It’s been over two weeks since my final chemo. I was honestly expecting to be in a much better place than I am by this point. Not so much. Yes, I do feel somehow better as a whole, but the individual parts seem to be continuing to break down.
For example- my eyes and nose have started constantly running. Apparently, along with my eyelashes and brows, my tear ducts have given up the will to live. They just spew tears out of my eyes all day long. It is not only inconvenient, it creates super awkward situations.
Case in point, I was just at the library with my child picking up some lighthearted reads when the librarian asks me if I am okay because I am ‘crying.’ Now I have to explain to a stranger why I am crying, cancer, chemo, the whole freaking nonsense.
Nose running: So you know how chemo makes your hair fall out? Let’s think about all the places we have hair… My legs look smooth and shiny (I haven’t needed a bikini wax in months) and now I have no nose hair, so mucous just flows on out. Cute! It’s an adorable new trait I’m super proud of.
I don’t know why this is happening now, but I have become so exhausted all the time in the last week or so. And it’s not just feeling tired- I have started to look tired. And people are noticing.
I walked into the medicinal marijuana dispensary yesterday and was greeted by a, ‘Oh, you look tired today.’ Let’s break this down- a person who spends their day helping people sick enough to require a medical marijuana license looks at me and feels compelled to comment on my weariness.
I am having a hard time remembering what ‘normal tired’ feels like, but I am pretty sure the way I am feeling now is extreme. Yesterday I laid in bed for many, many hours doing nothing. Not sleeping, not reading, not watching tv, just laying with my eyes closed and an ice pack on my head.

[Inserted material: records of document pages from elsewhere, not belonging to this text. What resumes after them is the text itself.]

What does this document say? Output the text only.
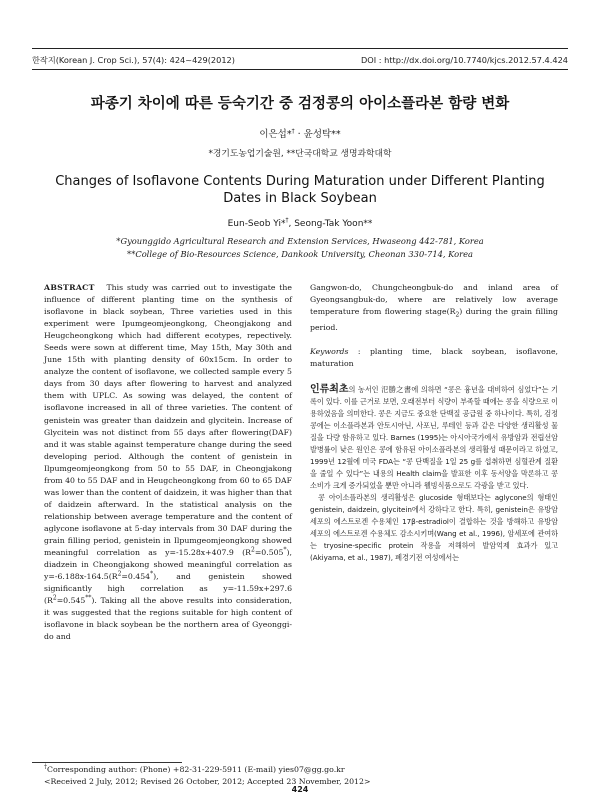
한작지(Korean J. Crop Sci.), 57(4): 424~429(2012)	DOI : http://dx.doi.org/10.7740/kjcs.2012.57.4.424
파종기 차이에 따른 등숙기간 중 검정콩의 아이소플라본 함량 변화
이은섭*† · 윤성탁**
*경기도농업기술원, **단국대학교 생명과학대학
Changes of Isoflavone Contents During Maturation under Different Planting Dates in Black Soybean
Eun-Seob Yi*†, Seong-Tak Yoon**
*Gyounggido Agricultural Research and Extension Services, Hwaseong 442-781, Korea
**College of Bio-Resources Science, Dankook University, Cheonan 330-714, Korea

ABSTRACT This study was carried out to investigate the influence of different planting time on the synthesis of isoflavone in black soybean, Three varieties used in this experiment were Ipumgeomjeongkong, Cheongjakong and Heugcheongkong which had different ecotypes, repectively. Seeds were sown at different time, May 15th, May 30th and June 15th with planting density of 60x15cm. In order to analyze the content of isoflavone, we collected sample every 5 days from 30 days after flowering to harvest and analyzed them with UPLC. As sowing was delayed, the content of isoflavone increased in all of three varieties. The content of genistein was greater than daidzein and glycitein. Increase of Glycitein was not distinct from 55 days after flowering(DAF) and it was stable against temperature change during the seed developing period. Although the content of genistein in Ilpumgeomjeongkong from 50 to 55 DAF, in Cheongjakong from 40 to 55 DAF and in Heugcheongkong from 60 to 65 DAF was lower than the content of daidzein, it was higher than that of daidzein afterward. In the statistical analysis on the relationship between average temperature and the content of aglycone isoflavone at 5-day intervals from 30 DAF during the grain filling period, genistein in Ilpumgeomjeongkong showed meaningful correlation as y=-15.28x+407.9 $(R^2=0.505^*)$, diadzein in Cheongjakong showed meaningful correlation as $y=-6.188x-164.5(R^2=0.454^*)$, and genistein showed significantly high correlation as y=-11.59x+297.6 $(R^2=0.545^{**})$. Taking all the above results into consideration, it was suggested that the regions suitable for high content of isoflavone in black soybean be the northern area of Gyeonggi-do and

Gangwon-do, Chungcheongbuk-do and inland area of Gyeongsangbuk-do, where are relatively low average temperature from flowering $stage(R_2)$ during the grain filling period.

Keywords : planting time, black soybean, isoflavone, maturation

인류최초의 농서인 氾勝之書에 의하면 “콩은 흉년을 대비하여 심었다”는 기록이 있다. 이를 근거로 보면, 오래전부터 식량이 부족할 때에는 콩을 식량으로 이용하였음을 의미한다. 콩은 지금도 중요한 단백질 공급원 중 하나이다. 특히, 검정콩에는 이소플라본과 안토시아닌, 사포닌, 루테인 등과 같은 다양한 생리활성 물질을 다량 함유하고 있다. Barnes (1995)는 아시아국가에서 유방암과 전립선암 발병률이 낮은 원인은 콩에 함유된 아이소플라본의 생리활성 때문이라고 하였고, 1999년 12월에 미국 FDA는 “콩 단백질을 1일 25 g를 섭취하면 심혈관계 질환을 줄일 수 있다”는 내용의 Health claim을 발표한 이후 동서양을 막론하고 콩 소비가 크게 증가되었을 뿐만 아니라 웰빙식품으로도 각광을 받고 있다.

콩 아이소플라본의 생리활성은 glucoside 형태보다는 aglycone의 형태인 genistein, daidzein, glycitein에서 강하다고 한다. 특히, genistein은 유방암 세포의 에스트로겐 수용체인 17β-estradiol이 결합하는 것을 방해하고 유방암 세포의 에스트로겐 수용체도 감소시키며(Wang et al., 1996), 암세포에 관여하는 tryosine-specific protein 작용을 저해하여 발암억제 효과가 있고(Akiyama, et al., 1987), 폐경기전 여성에서는

†Corresponding author: (Phone) +82-31-229-5911 (E-mail) yies07@gg.go.kr
<Received 2 July, 2012; Revised 26 October, 2012; Accepted 23 November, 2012>
424
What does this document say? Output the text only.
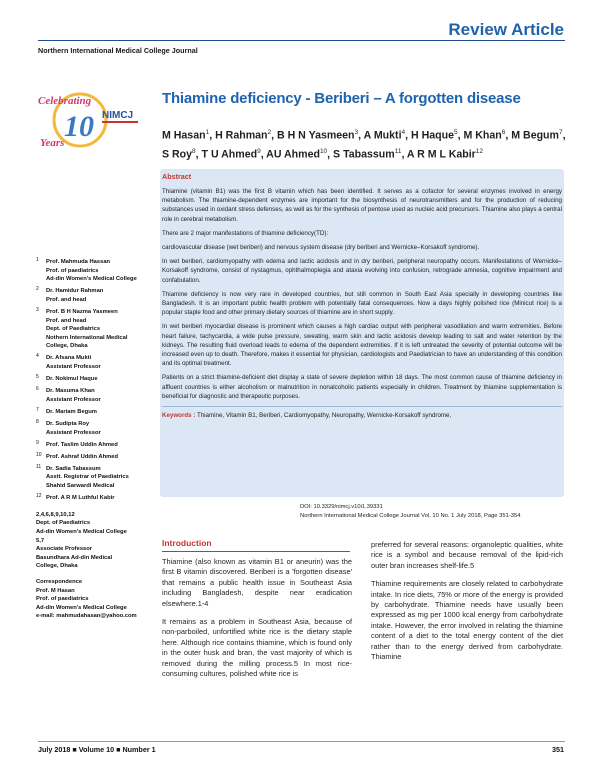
Review Article
Northern International Medical College Journal
Celebrating
10
Years
NIMCJ
Thiamine deficiency - Beriberi – A forgotten disease
M Hasan$^1$, H Rahman$^2$, B H N Yasmeen$^3$, A Mukti$^4$, H Haque$^5$, M Khan$^6$, M Begum$^7$,
S Roy$^8$, T U Ahmed$^9$, AU Ahmed$^{10}$, S Tabassum$^{11}$, A R M L Kabir$^{12}$
Abstract

Thiamine (vitamin B1) was the first B vitamin which has been identified. It serves as a cofactor for several enzymes involved in energy metabolism. The thiamine-dependent enzymes are important for the biosynthesis of neurotransmitters and for the production of reducing substances used in oxidant stress defenses, as well as for the synthesis of pentose used as nucleic acid precursors. Thiamine also plays a central role in cerebral metabolism.

There are 2 major manifestations of thiamine deficiency(TD):

cardiovascular disease (wet beriberi) and nervous system disease (dry beriberi and Wernicke–Korsakoff syndrome).

In wet beriberi, cardiomyopathy with edema and lactic acidosis and in dry beriberi, peripheral neuropathy occurs. Manifestations of Wernicke–Korsakoff syndrome, consist of nystagmus, ophthalmoplegia and ataxia evolving into confusion, retrograde amnesia, cognitive impairment and confabulation.

Thiamine deficiency is now very rare in developed countries, but still common in South East Asia specially in developing countries like Bangladesh. It is an important public health problem with potentially fatal consequences. Now a days highly polished rice (Minicut rice) is a popular staple food and other primary dietary sources of thiamine are in short supply.

In wet beriberi myocardial disease is prominent which causes a high cardiac output with peripheral vasodilation and warm extremities. Before heart failure, tachycardia, a wide pulse pressure, sweating, warm skin and lactic acidosis develop leading to salt and water retention by the kidneys. The resulting fluid overload leads to edema of the dependent extremities. If it is left untreated the severity of potential outcome will be increased even up to death. Therefore, makes it essential for physician, cardiologists and Paediatrician to have an understanding of this condition and its optimal treatment.

Patients on a strict thiamine-deficient diet display a state of severe depletion within 18 days. The most common cause of thiamine deficiency in affluent countries is either alcoholism or malnutrition in nonalcoholic patients especially in children. Treatment by thiamine supplementation is beneficial for diagnostic and therapeutic purposes.

Keywords : Thiamine, Vitamin B1, Beriberi, Cardiomyopathy, Neuropathy, Wernicke-Korsakoff syndrome,
DOI: 10.3329/nimcj.v10i1.39331
Northern International Medical College Journal Vol. 10 No. 1 July 2018, Page 351-354
1 Prof. Mahmuda Hassan
Prof. of paediatrics
Ad-din Women's Medical College
2 Dr. Hamidur Rahman
Prof. and head
3 Prof. B H Nazma Yasmeen
Prof. and head
Dept. of Paediatrics
Nothern International Medical
College, Dhaka
4 Dr. Afsana Mukti
Assistant Professor
5 Dr. Nokimul Haque
6 Dr. Masuma Khan
Assistant Professor
7 Dr. Mariam Begum
8 Dr. Sudipta Roy
Assistant Professor
9 Prof. Taslim Uddin Ahmed
10 Prof. Ashraf Uddin Ahmed
11 Dr. Sadia Tabassum
Asstt. Registrar of Paediatrics
Shahid Sarwardi Medical
12 Prof. A R M Luthful Kabir
2,4,6,8,9,10,12
Dept. of Paediatrics
Ad-din Women's Medical College
5,7
Associate Professor
Basundhara Ad-din Medical
College, Dhaka
Correspondence
Prof. M Hasan
Prof. of paediatrics
Ad-din Women's Medical College
e-mail: mahmudahasan@yahoo.com
Introduction

Thiamine (also known as vitamin B1 or aneurin) was the first B vitamin discovered. Beriberi is a 'forgotten disease' that remains a public health issue in Southeast Asia including Bangladesh, despite near eradication elsewhere.1-4

It remains as a problem in Southeast Asia, because of non-parboiled, unfortified white rice is the dietary staple here. Although rice contains thiamine, which is found only in the outer husk and bran, the vast majority of which is removed during the milling process.5 In most rice-consuming cultures, polished white rice is

preferred for several reasons: organoleptic qualities, white rice is a symbol and because removal of the lipid-rich outer bran increases shelf-life.5

Thiamine requirements are closely related to carbohydrate intake. In rice diets, 75% or more of the energy is provided by carbohydrate. Thiamine needs have usually been expressed as mg per 1000 kcal energy from carbohydrate intake. However, the error involved in relating the thiamine content of a diet to the total energy content of the diet rather than to the energy derived from carbohydrate. Thiamine

July 2018 ■ Volume 10 ■ Number 1	351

On the other hand, I have been able to start exercising again, but it wipes. me. out. I feel energized and great while I am working out, but the rest of the day is a wash, as I am pooped. There is a balance to be struck there, just haven’t figured it out yet.
And you know what is confusing? I don’t seem to be losing any weight despite the fact that I’m trying really hard. And by ‘trying really hard’ I mean I had a scone as an appetizer before my lunch of broccoli cheddar soup in a bread bowl which I ate all of then used the empty bread vessel as a means to eat a lot of butter. Weird, right?
So the moral of the story is that I am a hairless sloth. I didn’t think it was possible to look more pathetic than I already did, but I seem to have sunk beneath my own personal low. Once you physically become the worst Snapchat filter of the old, tired man with the bloated face, you can only go up from there, right?